Aflições do Presidente
O nosso Presidente precisa de se acalmar.
Primeiro, a distância entre o parlamento e o governo de um lado, e do outro a indiferença dos portugueses pelo regime aumenta dia a dia. Segundo, os grandes partidos (o PS e o PSD) não têm uma “cultura de compromisso” e não se querem, ou não se podem entender. Estabelecido isto, o dr. Cavaco evita cuidadosamente avançar com qualquer solução, porque essa audácia excederia os poderes que a Constituição lhe concede. Os portugueses ficaram assim um pouco embasbacados e foram como de costume à sua vida.
Ninguém explicou ao nosso excelso Presidente que uma parte apreciável do país detesta e teme o que ele considera uma virtude salvífica.

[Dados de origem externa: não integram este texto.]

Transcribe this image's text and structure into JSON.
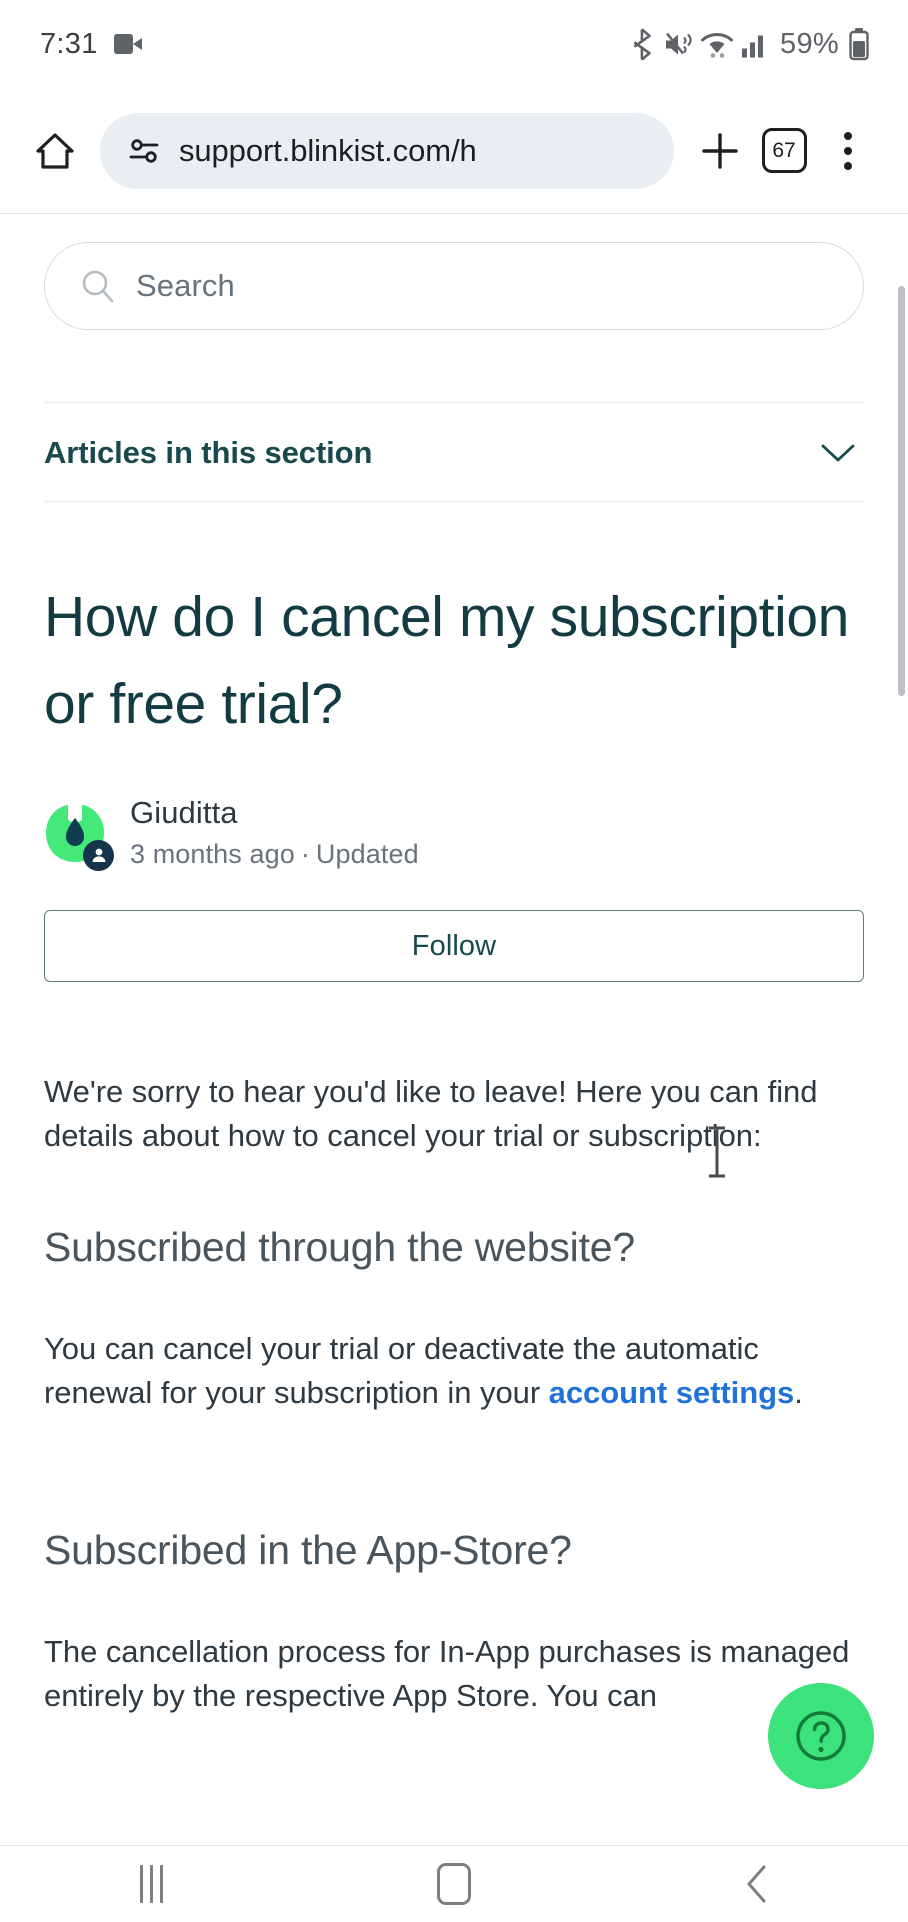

Muito bom cidadão não vê qualquer diferença entre o PS e o PSD – teórica, programática ou metodológica – excepto uma franja radical, que vive ainda por volta de 1930. O descrédito dos partidos está mais no facto de eles não se distinguirem do que no facto de se odiarem por causa do monopólio ou da ausência do que o Estado lhes dá ou eles prestimosamente roubam ao Estado. Este arranjo das coisas durou 60 anos na lamentável história da nossa liberdade, talvez não seja familiar ao dr. Cavaco, mas nada o impede de se informar, mesmo que esse dificultoso exercício o obrigue de quando em quando a ler um livro.
Quanto à famosa “aproximação” entre as personagens que pastoreiam a Pátria e o nobre povo que nós sempre somos, há uma pequena dificuldade. Os mecanismos que se inventaram para se chegar a esse paraíso de cidadania falharam sempre. O círculo uninominal acabou por se tornar um feudo do deputado do círculo e corromper a própria população: o voto era invariavelmente comprado ou coagido, o recenseamento feito e refeito com o simpático voto dos defuntos (o PS de Braga não inventou nada) e as contagens falsificadas. A famigerada “lista nacional” provou à saciedade ser um óptimo caminho para a ditadura. E a mistura destas várias subtilezas (sobretudo se metiam também a representação proporcional) produziram rapidamente a pulverização dos parlamentos. O nosso Presidente precisa de se acalmar.